20 May 2008—A group of mechanical engineers at Caltech have come up with a way to guide miniature robots in the task of inserting and positioning electrode arrays in brain tissue. What they propose would be the first robotic approach to establishing an interface between computers and the brain by positioning electrodes in neural tissue. Researchers say that this could enhance the performance and longevity of emerging neural prosthetics, which allow paralyzed people to operate computers and robots with their minds.
In the brain-machine interface, the brain is undeniably the more chaotic and unpredictable of the pair. Electrical impulses flow between supple bodies in an aqueous pulp whose architecture is constantly changing. Neurons grow, shrink, and die, as do the synapses that link them. In the best marriage, a neural prosthetic would create a permanent one-to-one connection between electrode and neuron, ensuring that recordings of electrical spike activity—the language of information transfer in the brain—represents the chatter of a single cell per electrode. But this doesn’t always happen.
With today’s experimental neuroprostheses, ”whether the tip of the electrode ends up next to a neuron that’s helping you is still dependent on luck,” says Michael Wolf, an engineer at Caltech who, with his colleagues, will present his robotic approach to the procedure today at the IEEE International Conference on Robotics and Automation, in Pasadena, Calif.
As it is now, in single-cell recording, researchers determine where in the brain the electrodes should go by analyzing the signals they get as they bore deeper into the brain tissue. The technique is a way to figure out how many neurons you’re listening to at a given time. But since all neurons relay information in the same way, with an all-or-none electrical event called an action potential, it can be very difficult to tell what signals are coming from where.
”The uncertainty is the key issue,” says Wolf. The Caltech team has designed a system that would make the procedure more predictable by attaching a tiny MEMS-based motor to each electrode on a multichannel electrode array and using an algorithm to direct the electrodes to individual neurons. The MEMS part is still a work in progress, but the software algorithm has been worked out and tested in Caltech neuroscience labs.

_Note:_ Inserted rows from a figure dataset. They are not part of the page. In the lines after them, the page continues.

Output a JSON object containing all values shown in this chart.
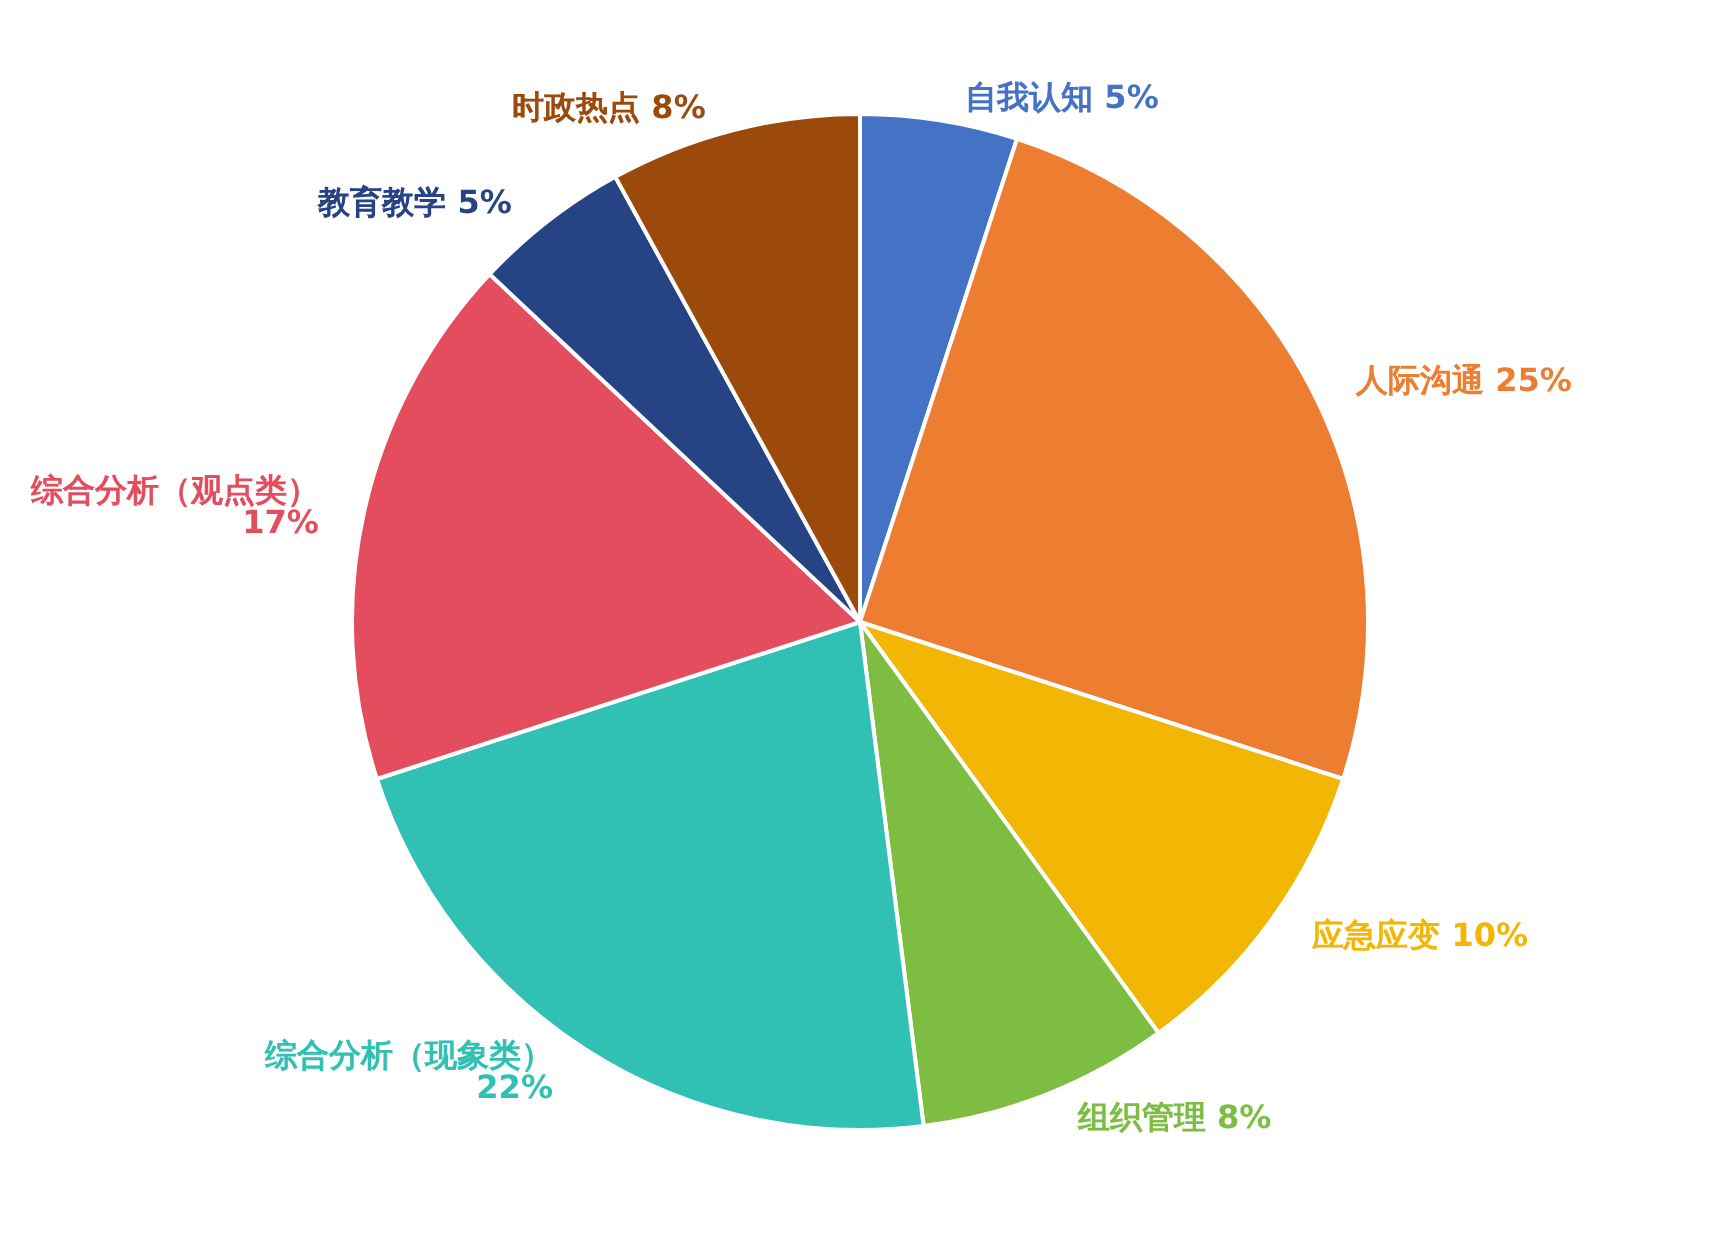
{
  "chart_data": {
    "type": "pie",
    "categories": [
      "自我认知",
      "人际沟通",
      "应急应变",
      "组织管理",
      "综合分析（现象类）",
      "综合分析（观点类）",
      "教育教学",
      "时政热点"
    ],
    "values": [
      5,
      25,
      10,
      8,
      22,
      17,
      5,
      8
    ],
    "value_labels": [
      "5%",
      "25%",
      "10%",
      "8%",
      "22%",
      "17%",
      "5%",
      "8%"
    ],
    "colors": [
      "#4472c4",
      "#ed7d31",
      "#f2b705",
      "#7cbd42",
      "#30c0b4",
      "#e34d5e",
      "#264383",
      "#9c4a0b"
    ],
    "legend": false
  }
}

Here’s how the algorithm makes a neural connection: As the electrodes are driven into the tissue, the software starts taking sample recordings to detect spikes of electrical activity at the electrode tip. When the software detects spikes, it moves forward in small increments and tracks how the signals change. After determining whether the signal has improved or gotten worse, it the algorithm moves the electrode to a new position and does more recording and comparing, driving the electrode in further if necessary until it finds the best signal. If the signal wanes, the algorithm will automatically adjust the electrode position to improve the signal.